Ils soutiennent que :
- l’arrêté est entaché d’un vice de procédure tiré de la méconnaissance des articles R. 423-54 du code de l’urbanisme et R. 621-30 du code du patrimoine dès lors que le projet, situé à moins de 500 mètres d’un site protégé, devait être soumis à l’Architecte des Bâtiments de France ;
- le dossier de demande de permis de construire modificatif est incomplet dès lors que :
le plan de masse ne mentionne pas la longueur ni la largeur des constructions projetées, en méconnaissance de l’article R. 431-9 du code de l’urbanisme ;
la notice descriptive ne mentionne pas l’ensemble des modifications prévues, en méconnaissance de l’article R. 431-8 du code de l’urbanisme ;
il ne comporte pas de document graphique ou photographique au niveau de leur terrain ni de vue permettant d’apprécier précisément l’insertion du projet dans son environnement lointain, en méconnaissance des c) et d) de l’article R. 431-10 du code de l’urbanisme ;
il ne comporte pas l’étude de sécurité publique prévue à l’article R. 114-1 du code de l’urbanisme ;
- l’arrêté attaqué méconnaît l’article UC 3 du règlement du plan local d’urbanisme et l’article R. 111-2 du code de l’urbanisme ;
- il méconnaît l’article UC 11 du règlement du plan local d’urbanisme et l’article R. 111-27 du code de l’urbanisme ;
- il méconnaît l’article UC 13 du règlement du plan local d’urbanisme.
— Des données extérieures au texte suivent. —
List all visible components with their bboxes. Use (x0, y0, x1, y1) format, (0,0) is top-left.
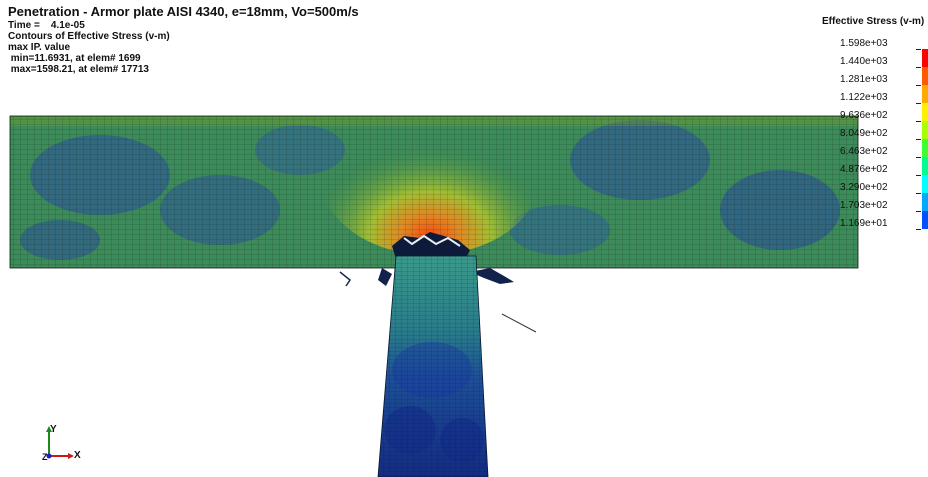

Par un mémoire en défense, enregistré le 17 janvier 2025, la commune du Plessis-Robinson, représentée par Me Marceau, conclut au rejet de la requête et à ce qu’une somme de 5 000 euros soit mise à la charge des requérants au titre de l’article L. 761-1 du code de justice administrative.
Elle soutient que :
- à titre principal, la requête est irrecevable en l’absence d’intérêt pour agir des requérants à l’encontre du permis de construire modificatif ;
- à titre subsidiaire, les moyens soulevés par les requérants sont infondés.
Par une ordonnance du 18 septembre 2025, la clôture de l’instruction a été fixée au 3 octobre 2025.
Vu les autres pièces du dossier.
Vu :
- le code de l’urbanisme ;
- le code de justice administrative.
Les parties ont été régulièrement averties du jour de l’audience.
Ont été entendus au cours de l’audience publique :
- le rapport de Mme David-Brochen,
- les conclusions de Mme Gay-Heuzey, rapporteure publique,
- et les observations de Me Lopez-Longueville, représentant la commune du Plessis-Robinson.
Une note en délibéré présentée pour la commune du Plessis-Robinson, a été enregistrée le 17 avril 2026 et n’a pas été communiquée.
Considérant ce qui suit :
Par un arrêté du 22 juillet 2020, le maire du Plessis-Robinson a délivré à la commune du Plessis-Robinson un permis de construire en vue de la construction d’un groupe scolaire, d’une salle de sport, d’un centre de loisirs, d’un logement de gardien, d’un centre multi-accueil de 60 berceaux, d’une salle polyvalente, d’une maison des associations et d’un bâtiment comportant 53 logements sur un terrain situé au 3 place de la Mairie. Par un arrêté du 14 novembre 2022, il a délivré à la commune du Plessis-Robinson un permis de construire modificatif pour ce projet. Par un courrier non daté reçu le 12 janvier 2023, Mme A… B… et M. E… C… ont formé un recours gracieux à l’encontre de cet arrêté, qui a été implicitement rejeté. Par la présente requête, ils demandent au tribunal d’annuler l’arrêté du 14 novembre 2022 portant permis de construire modificatif, ensemble la décision implicite de rejet de leur recours gracieux.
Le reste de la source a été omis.